Но Който успел — и взмах его слов, неожиданно обретших вес, срубил это, как его прадеды рубили шеи предателей, и оно покатилось прочь, обратно в лес, к крови, кидаясь на всё живое на своём пути. Место среза жжётся до сих пор, как жглось всякий раз, когда большая рука Танигаки обнимала айнку, когда они улыбались друг другу, когда младенец кряхтел и она укачивала его под тихую песню. У айну есть песни, где слова выхватываются из сердца налету, и есть песни, где слов нет вовсе, говорил Цуруми, качая ребёнка, чьих родителей они убили, с таким умением, будто делал это всегда — как и всё, за что он ни брался — но с какой-то особенной обходительной нежностью. Как и тогда, глаза зло и устало кололо, Цукишима отводил их. Так, наверное, ощущается нехватка.
Сейчас Цукишима смотрит неотрывно, взглядом провожая вольноотпущенных беглецов, и даже когда те скрываются из виду, остаётся прикован к теплеющему горизонту. Солнце путается в деревьях, как путалось в непроходимых волосах до того.
Место пустует. В своём недоумении он чувствует себя не лучше младенца, существующего впечатлениями и ещё не умеющего собирать жизнь в единое целое. Такой же мягкий и обнажённый. Иногда они с ней натыкались на выстроившихся в ряд крабов, снимающих мерки с друг друга, и наблюдали за тем, как происходил обмен раковинами. Иногда кто-то новый врывался и крал дом себе, кто-то оставался гол и обманут. Она всегда искала для него ракушку, но не всегда успевала.

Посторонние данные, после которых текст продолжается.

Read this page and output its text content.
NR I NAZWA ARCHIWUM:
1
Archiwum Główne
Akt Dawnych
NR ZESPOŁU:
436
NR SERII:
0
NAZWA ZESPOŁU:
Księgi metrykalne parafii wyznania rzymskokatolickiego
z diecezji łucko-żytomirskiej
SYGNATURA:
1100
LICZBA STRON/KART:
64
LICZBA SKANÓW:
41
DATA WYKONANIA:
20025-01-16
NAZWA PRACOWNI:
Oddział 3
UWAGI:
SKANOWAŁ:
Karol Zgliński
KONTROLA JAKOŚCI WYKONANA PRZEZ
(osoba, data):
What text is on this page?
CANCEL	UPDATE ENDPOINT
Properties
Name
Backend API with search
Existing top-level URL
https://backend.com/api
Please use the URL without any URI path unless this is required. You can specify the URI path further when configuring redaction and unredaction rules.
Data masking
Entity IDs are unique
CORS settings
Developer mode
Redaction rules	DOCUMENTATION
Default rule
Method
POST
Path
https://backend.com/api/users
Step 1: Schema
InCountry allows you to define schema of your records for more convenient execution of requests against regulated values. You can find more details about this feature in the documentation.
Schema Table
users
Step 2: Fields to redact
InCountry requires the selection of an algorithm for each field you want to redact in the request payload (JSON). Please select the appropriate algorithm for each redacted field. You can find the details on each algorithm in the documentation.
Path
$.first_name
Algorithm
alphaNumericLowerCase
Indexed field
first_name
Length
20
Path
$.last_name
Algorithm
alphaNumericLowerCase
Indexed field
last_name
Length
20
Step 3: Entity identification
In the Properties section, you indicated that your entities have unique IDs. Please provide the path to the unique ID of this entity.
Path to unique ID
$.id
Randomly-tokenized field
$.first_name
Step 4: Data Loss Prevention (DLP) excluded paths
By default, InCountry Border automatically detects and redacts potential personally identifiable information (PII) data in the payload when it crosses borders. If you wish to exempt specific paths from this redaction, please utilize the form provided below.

Нужно забыть о сравнениях.
Който врывается в его тишину:
"Почему?".
— Без надобности.
Этот Който ему едва знаком. Айну спят казарменно — вместе; вместе со вздохами, храпом, копошением, телесными запахами. За целую неделю Цукишима не услышал ни единой жалобы. Избалованный ребёнок куда-то ушёл — здесь и так слишком много детей без него. Впервые с этим Който он столкнулся на Сахалине, когда кровь шла рядом с шеей, пропитывая насквозь плотную русскую варежку. Тот всегда показывается, как и инстинкт Цукишимы, только на кровь или её обещание. И где же она?
Где — уже не имеет значения.
— Хотел, — слова наконец находятся неохотно и с тяжестью падают.
Он хотел найти ответ в глазах Инкармат, но почти ничего не разглядел в её прищуре. Эта женщина может видеть много и далеко, и, наверное, оттого ей дозволено неизвестным ему богами глядеть только сквозь щёлку. Даже этой милости Цукишима ничем не заслужил.
— Так будет лучше.
Или хотя бы не хуже. Если забыть о волосах. О костях. Сравнениях.